Related publications:

I.V. Pivkin and G.E. Karniadakis, “Controlling density fluctuations in wall-bounded DPD systems”, Physical Review Letters, vol. 96, p. 206001, 2006.

I.V. Pivkin and G.E. Karniadakis, “Coarse-graining limits in open and wall-bounded DPD systems", Journal of Chemical Physics, vol. 124, p.184101, 2006.

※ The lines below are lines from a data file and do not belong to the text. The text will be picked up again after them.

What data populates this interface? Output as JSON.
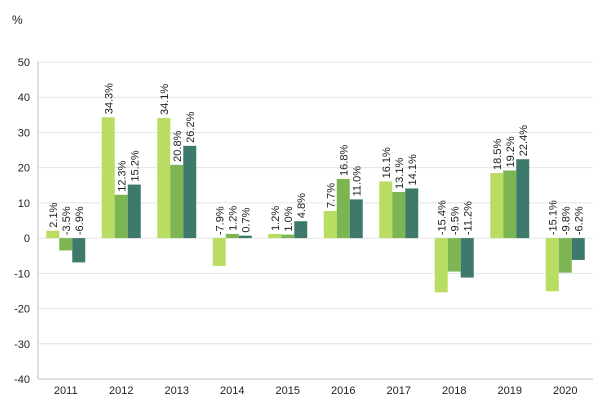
{
  "chart_data": {
    "type": "bar",
    "unit_label": "%",
    "categories": [
      "2011",
      "2012",
      "2013",
      "2014",
      "2015",
      "2016",
      "2017",
      "2018",
      "2019",
      "2020"
    ],
    "series": [
      {
        "values": [
          2.1,
          34.3,
          34.1,
          -7.9,
          1.2,
          7.7,
          16.1,
          -15.4,
          18.5,
          -15.1
        ],
        "labels": [
          "2.1%",
          "34.3%",
          "34.1%",
          "-7.9%",
          "1.2%",
          "7.7%",
          "16.1%",
          "-15.4%",
          "18.5%",
          "-15.1%"
        ],
        "color": "#b9dd63"
      },
      {
        "values": [
          -3.5,
          12.3,
          20.8,
          1.2,
          1.0,
          16.8,
          13.1,
          -9.5,
          19.2,
          -9.8
        ],
        "labels": [
          "-3.5%",
          "12.3%",
          "20.8%",
          "1.2%",
          "1.0%",
          "16.8%",
          "13.1%",
          "-9.5%",
          "19.2%",
          "-9.8%"
        ],
        "color": "#7cb552"
      },
      {
        "values": [
          -6.9,
          15.2,
          26.2,
          0.7,
          4.8,
          11.0,
          14.1,
          -11.2,
          22.4,
          -6.2
        ],
        "labels": [
          "-6.9%",
          "15.2%",
          "26.2%",
          "0.7%",
          "4.8%",
          "11.0%",
          "14.1%",
          "-11.2%",
          "22.4%",
          "-6.2%"
        ],
        "color": "#3e7a6b"
      }
    ],
    "ylim": [
      -40,
      50
    ],
    "yticks": [
      -40,
      -30,
      -20,
      -10,
      0,
      10,
      20,
      30,
      40,
      50
    ],
    "grid": true,
    "legend": "none"
  }
}
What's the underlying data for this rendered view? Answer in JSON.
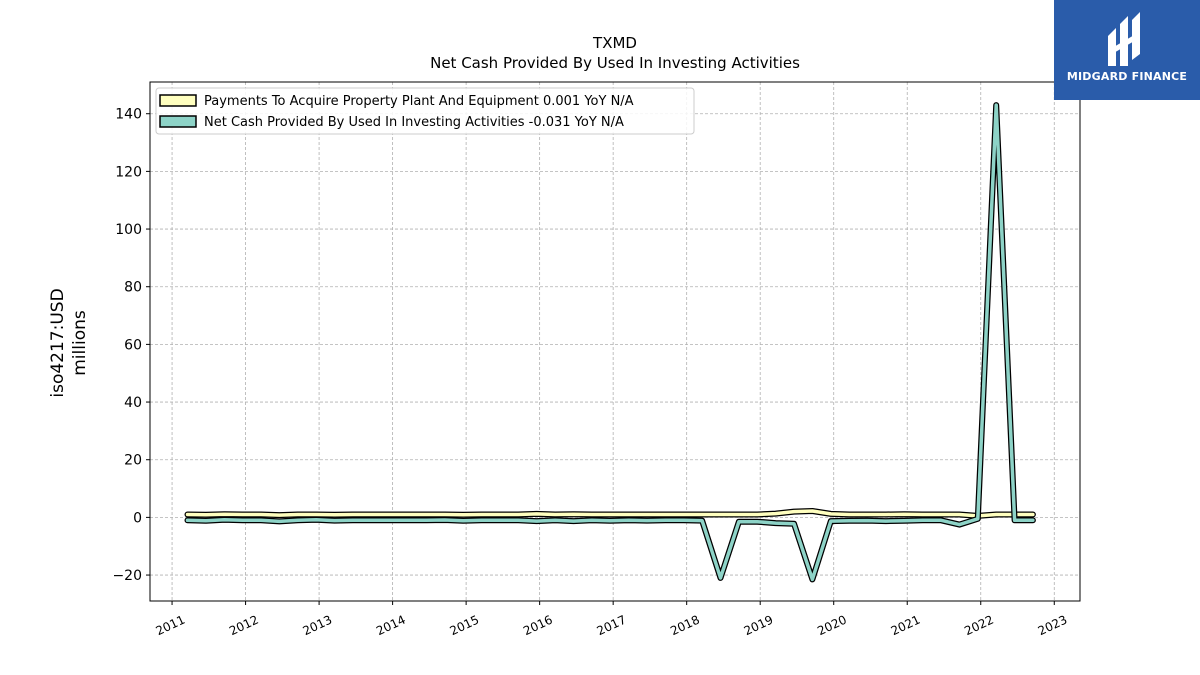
{
  "chart_data": {
    "type": "line",
    "title": "TXMD",
    "subtitle": "Net Cash Provided By Used In Investing Activities",
    "ylabel_line1": "iso4217:USD",
    "ylabel_line2": "millions",
    "ylim": [
      -29,
      151
    ],
    "xlim": [
      2010.7,
      2023.35
    ],
    "yticks": [
      -20,
      0,
      20,
      40,
      60,
      80,
      100,
      120,
      140
    ],
    "ytick_labels": [
      "−20",
      "0",
      "20",
      "40",
      "60",
      "80",
      "100",
      "120",
      "140"
    ],
    "xticks": [
      2011,
      2012,
      2013,
      2014,
      2015,
      2016,
      2017,
      2018,
      2019,
      2020,
      2021,
      2022,
      2023
    ],
    "xtick_labels": [
      "2011",
      "2012",
      "2013",
      "2014",
      "2015",
      "2016",
      "2017",
      "2018",
      "2019",
      "2020",
      "2021",
      "2022",
      "2023"
    ],
    "grid": true,
    "legend_position": "top-left",
    "series": [
      {
        "name": "Payments To Acquire Property Plant And Equipment",
        "legend_label": "Payments To Acquire Property Plant And Equipment  0.001 YoY N/A",
        "color": "#ffffbf",
        "x": [
          2011.21,
          2011.46,
          2011.71,
          2011.96,
          2012.21,
          2012.46,
          2012.71,
          2012.96,
          2013.21,
          2013.46,
          2013.71,
          2013.96,
          2014.21,
          2014.46,
          2014.71,
          2014.96,
          2015.21,
          2015.46,
          2015.71,
          2015.96,
          2016.21,
          2016.46,
          2016.71,
          2016.96,
          2017.21,
          2017.46,
          2017.71,
          2017.96,
          2018.21,
          2018.46,
          2018.71,
          2018.96,
          2019.21,
          2019.46,
          2019.71,
          2019.96,
          2020.21,
          2020.46,
          2020.71,
          2020.96,
          2021.21,
          2021.46,
          2021.71,
          2021.96,
          2022.21,
          2022.46,
          2022.71
        ],
        "values": [
          1.0,
          0.9,
          1.1,
          1.0,
          1.0,
          0.8,
          1.0,
          1.0,
          0.9,
          1.0,
          1.0,
          1.0,
          1.0,
          1.0,
          1.0,
          0.9,
          1.0,
          1.0,
          1.0,
          1.2,
          1.0,
          1.1,
          1.0,
          1.0,
          1.0,
          1.0,
          1.0,
          1.0,
          1.0,
          1.0,
          1.0,
          1.0,
          1.3,
          2.0,
          2.2,
          1.2,
          1.0,
          1.0,
          1.0,
          1.1,
          1.0,
          1.0,
          1.0,
          0.5,
          1.0,
          1.0,
          1.0
        ]
      },
      {
        "name": "Net Cash Provided By Used In Investing Activities",
        "legend_label": "Net Cash Provided By Used In Investing Activities  -0.031 YoY N/A",
        "color": "#8dd3c7",
        "x": [
          2011.21,
          2011.46,
          2011.71,
          2011.96,
          2012.21,
          2012.46,
          2012.71,
          2012.96,
          2013.21,
          2013.46,
          2013.71,
          2013.96,
          2014.21,
          2014.46,
          2014.71,
          2014.96,
          2015.21,
          2015.46,
          2015.71,
          2015.96,
          2016.21,
          2016.46,
          2016.71,
          2016.96,
          2017.21,
          2017.46,
          2017.71,
          2017.96,
          2018.21,
          2018.46,
          2018.71,
          2018.96,
          2019.21,
          2019.46,
          2019.71,
          2019.96,
          2020.21,
          2020.46,
          2020.71,
          2020.96,
          2021.21,
          2021.46,
          2021.71,
          2021.96,
          2022.21,
          2022.46,
          2022.71
        ],
        "values": [
          -1.0,
          -1.2,
          -0.8,
          -1.0,
          -1.0,
          -1.4,
          -1.0,
          -0.8,
          -1.1,
          -1.0,
          -1.0,
          -1.0,
          -1.0,
          -1.0,
          -0.9,
          -1.2,
          -1.0,
          -1.0,
          -1.0,
          -1.3,
          -1.0,
          -1.3,
          -1.0,
          -1.2,
          -1.0,
          -1.1,
          -1.0,
          -1.0,
          -1.1,
          -21.0,
          -1.5,
          -1.5,
          -2.0,
          -2.2,
          -21.5,
          -1.3,
          -1.2,
          -1.1,
          -1.3,
          -1.2,
          -1.0,
          -1.0,
          -2.5,
          -0.5,
          143.0,
          -1.0,
          -1.0
        ]
      }
    ]
  },
  "logo": {
    "text": "MIDGARD FINANCE",
    "color": "#2a5caa",
    "icon": "midgard-logo-icon"
  }
}
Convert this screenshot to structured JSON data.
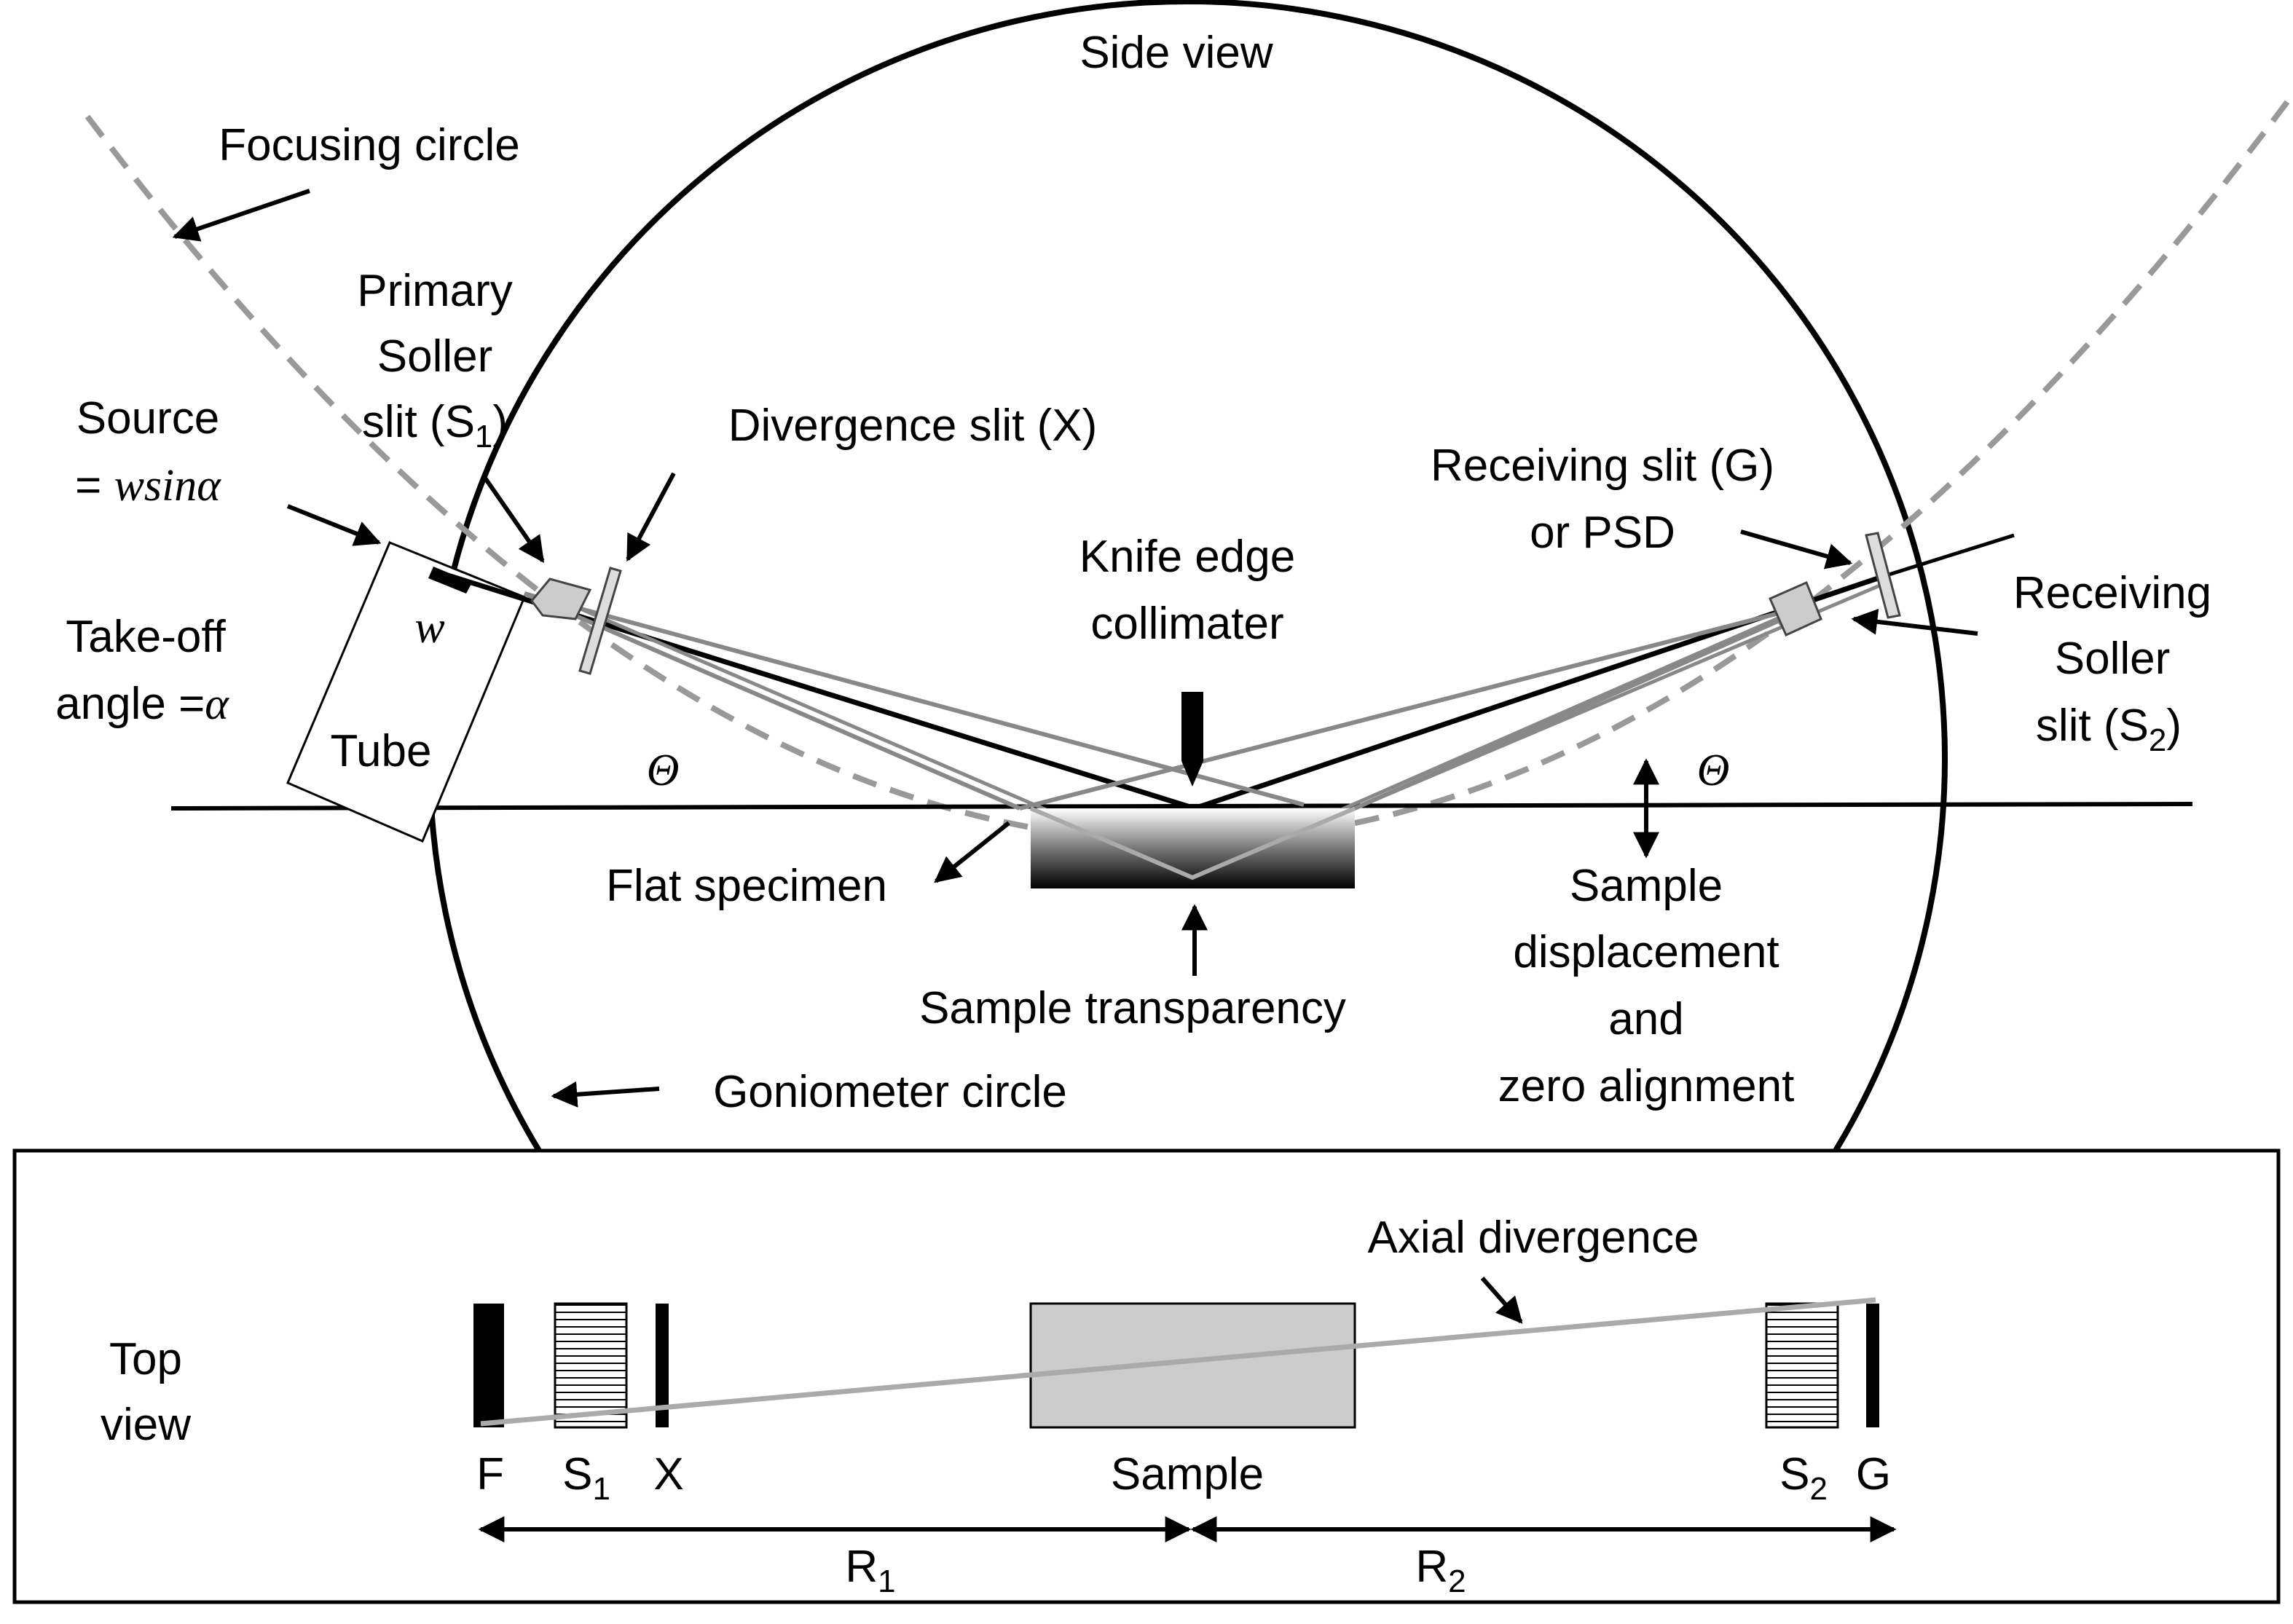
{
  "side_view": {
    "title": "Side view",
    "focusing_circle": "Focusing circle",
    "goniometer_circle": "Goniometer circle",
    "primary_soller": {
      "line1": "Primary",
      "line2": "Soller",
      "line3_prefix": "slit (S",
      "sub": "1",
      "line3_suffix": ")"
    },
    "source": {
      "line1": "Source",
      "line2_prefix": "= ",
      "line2_italic": "wsin",
      "line2_alpha": "α"
    },
    "w_label": "w",
    "takeoff": {
      "line1": "Take-off",
      "line2_prefix": "angle =",
      "alpha": "α"
    },
    "tube": "Tube",
    "divergence_slit": "Divergence slit (X)",
    "knife_edge": {
      "line1": "Knife edge",
      "line2": "collimater"
    },
    "receiving_slit": {
      "line1": "Receiving slit (G)",
      "line2": "or PSD"
    },
    "receiving_soller": {
      "line1": "Receiving",
      "line2": "Soller",
      "line3_prefix": "slit (S",
      "sub": "2",
      "line3_suffix": ")"
    },
    "theta_left": "Θ",
    "theta_right": "Θ",
    "flat_specimen": "Flat specimen",
    "sample_transparency": "Sample transparency",
    "sample_displacement": {
      "line1": "Sample",
      "line2": "displacement",
      "line3": "and",
      "line4": "zero alignment"
    }
  },
  "top_view": {
    "title": {
      "line1": "Top",
      "line2": "view"
    },
    "axial_divergence": "Axial divergence",
    "labels": {
      "f": "F",
      "s1_prefix": "S",
      "s1_sub": "1",
      "x": "X",
      "sample": "Sample",
      "s2_prefix": "S",
      "s2_sub": "2",
      "g": "G"
    },
    "r1_prefix": "R",
    "r1_sub": "1",
    "r2_prefix": "R",
    "r2_sub": "2"
  }
}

Biomembranes and cell biomechanics

In this project we develop a coarse-grained model of the red blood cell (RBC) membrane to simulate the motion and deformation of the RBCs under physiological flow conditions. The RBC wall comprises a phospholipid bilayer, cholesterol molecules, transmembrane proteins and an underlying spectrin network which is tethered to the membrane. These structural components collectively determine the deformation behavior of the RBC, in addition to performing their normal biological functions. A two-dimensional network of interacting particles is embedded in a three-dimensional closed surface to represent the membrane. By using the worm-like-chain (WLC) model to describe the nonlinear force-displacement behavior of spectrin molecules, the deformation characteristics of the RBC membrane are obtained by incorporating the effects of spontaneous curvature of the lipid bilayers material, structural relaxation of the in-plane shear energy, and geometrical constraints of fixed surface area and fixed enclosed volume. The model allows us to simulate the blood flow in the presence of RBCs at physiological hematocrit, as well as to investigate the motion and deformation of the RBCs in the microcirculation.

RBC biconcave shape movie (AVI, 2.5MB): Sphere is deflated to 65% of its volume to get biconcave shape

RBC in microchannel movie (AVI, 5MB): Single RBC is placed into the microchannel of 9 microns in diameter. The pressure gradient is applied and later turned off.